To fill the cybersecurity skills gap, the sector needs to boost diversity

In the cybersecurity industry, there are currently two major issues that need to be addressed as soon as possible: first, the global cybersecurity skills gap; and second, the lack of diversity in the cybersecurity workforce. Studies have shown that 3.4 million people are needed to fill the global cybersecurity workforce gap. A survey by the World Economic Forum found that 59% of businesses would find it difficult to respond to a cybersecurity incident due to the shortage of skills. Data from 2022 showed that the problem is getting worse, with the workforce gap increasing by 26.2% compared to 2021.

At the same time, the cybersecurity sector has a pronounced lack of diversity. Women are underrepresented in STEM (Science, Technology, Engineering and Math) jobs generally, and in cybersecurity specifically, women only make up an estimated 24% of the workforce. Minority representation within the cybersecurity field is around 26%. To fill critical positions, the industry needs to address this.

Our research into the cybersecurity skills gap has found that it has a negative impact on organizations, increasing the likelihood of security breaches and the loss of money and reputation. Cybersecurity incidents are having a greater impact on the global economy than ever before with close to $600 billion, nearly one percent of global GDP, being lost to cybercrime each year. Frequent attacks to the global supply chain, including fuel and food, affect our everyday lives. Our research also shows that the number of new ransomware variants identified in the first half of 2022 increased by nearly 100 percent compared to the previous six months.

Many people may believe that they can't pursue a career in cybersecurity because they need years of experience or a highly technical background. In reality, the cybersecurity field offers opportunities for nearly everyone. Training and certifications can help individuals gain the necessary technical skills to pursue careers in the field. IT recruiters need to understand this, and extend opportunities to candidates from diverse backgrounds who may not have a traditional cybersecurity-professional career trajectory.

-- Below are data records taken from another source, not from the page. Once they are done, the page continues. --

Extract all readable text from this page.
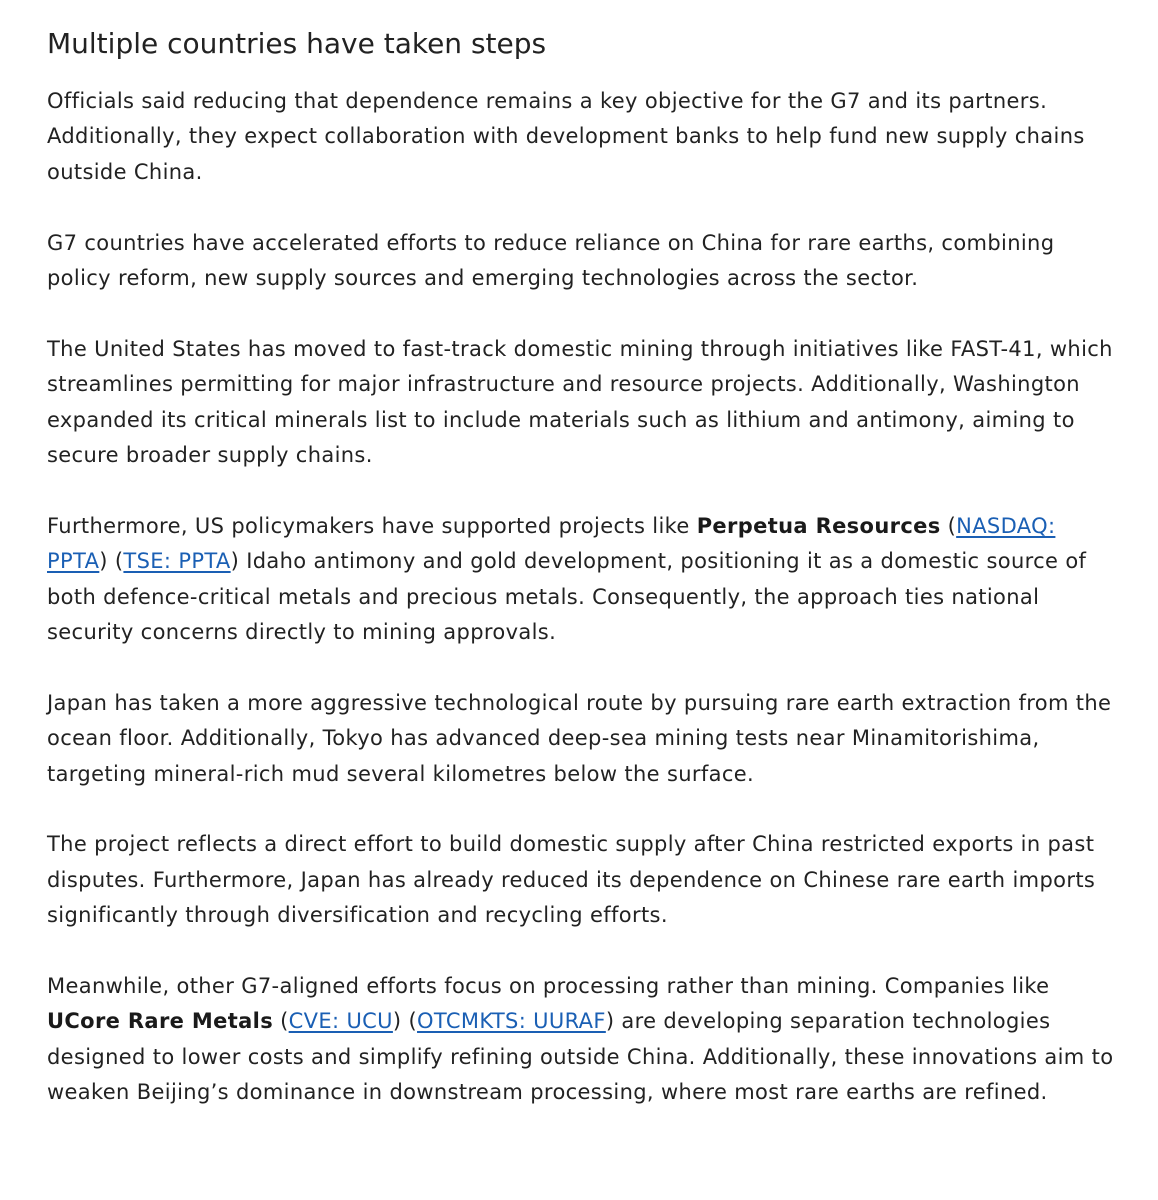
Multiple countries have taken steps

Officials said reducing that dependence remains a key objective for the G7 and its partners. Additionally, they expect collaboration with development banks to help fund new supply chains outside China.

G7 countries have accelerated efforts to reduce reliance on China for rare earths, combining policy reform, new supply sources and emerging technologies across the sector.

The United States has moved to fast-track domestic mining through initiatives like FAST-41, which streamlines permitting for major infrastructure and resource projects. Additionally, Washington expanded its critical minerals list to include materials such as lithium and antimony, aiming to secure broader supply chains.

Furthermore, US policymakers have supported projects like Perpetua Resources (NASDAQ: PPTA) (TSE: PPTA) Idaho antimony and gold development, positioning it as a domestic source of both defence-critical metals and precious metals. Consequently, the approach ties national security concerns directly to mining approvals.

Japan has taken a more aggressive technological route by pursuing rare earth extraction from the ocean floor. Additionally, Tokyo has advanced deep-sea mining tests near Minamitorishima, targeting mineral-rich mud several kilometres below the surface.

The project reflects a direct effort to build domestic supply after China restricted exports in past disputes. Furthermore, Japan has already reduced its dependence on Chinese rare earth imports significantly through diversification and recycling efforts.

Meanwhile, other G7-aligned efforts focus on processing rather than mining. Companies like UCore Rare Metals (CVE: UCU) (OTCMKTS: UURAF) are developing separation technologies designed to lower costs and simplify refining outside China. Additionally, these innovations aim to weaken Beijing’s dominance in downstream processing, where most rare earths are refined.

Organizations can benefit in a range of ways from hiring people from underrepresented groups, such as women and veterans. The benefit of hiring veterans is that they often possess the right mindset: teamwork, leadership, service, and ability to problem solve under pressure, among other qualities. Greater diversity can also help to bring diverse perspectives to tackling challenging problems. Female leaders can bring experience and technical skills to the table, but also those essential soft skills, including analytical, communication, and interpersonal skills. For example, women have higher rates of entry from self-learning (20%) compared to male counterparts (14%). Research shows that the more diversity you have in your teams, the more effective they are going to be.

There are already efforts by global organizations with programs in place to hire more individuals from underrepresented groups: 75% of organizations have formal structures to recruit more women and 59% have strategies in place to hire minorities. Additionally, 51% of organizations already have efforts in place to hire more veterans. But employers and hiring managers still need to focus on retaining diversity through career growth opportunities and promotion, as well as recruit by partnering with organizations focused on enabling women, veterans and others to build careers in cyber security.

Continued learning and professional development are key for career growth in the cybersecurity sector. There are free resources available for people looking to advance their skills or enter the field. The Cybersecurity Learning Hub, founded by Salesforce, Fortinet, the Global Cyber Alliance and the World Economic Forum, is democratizing access to cybersecurity education by providing free training and resources for individuals to begin their cybersecurity careers, as well as raise awareness about how to stay safe in the digital world. The Hub has already trained over 122,000 individuals across all continents.

A career in cybersecurity can be a great choice for job seekers – or anyone considering a career change – knowing there will always be a demand for cyber skills. In 2020, the World Economic Forum Future of Jobs Report suggested that 50% of all employees will need reskilling by 2025, with 40% of workers’ core skills expected to change in the same period. With the right training and support, cybersecurity could offer people from underrepresented groups much-needed employment opportunities.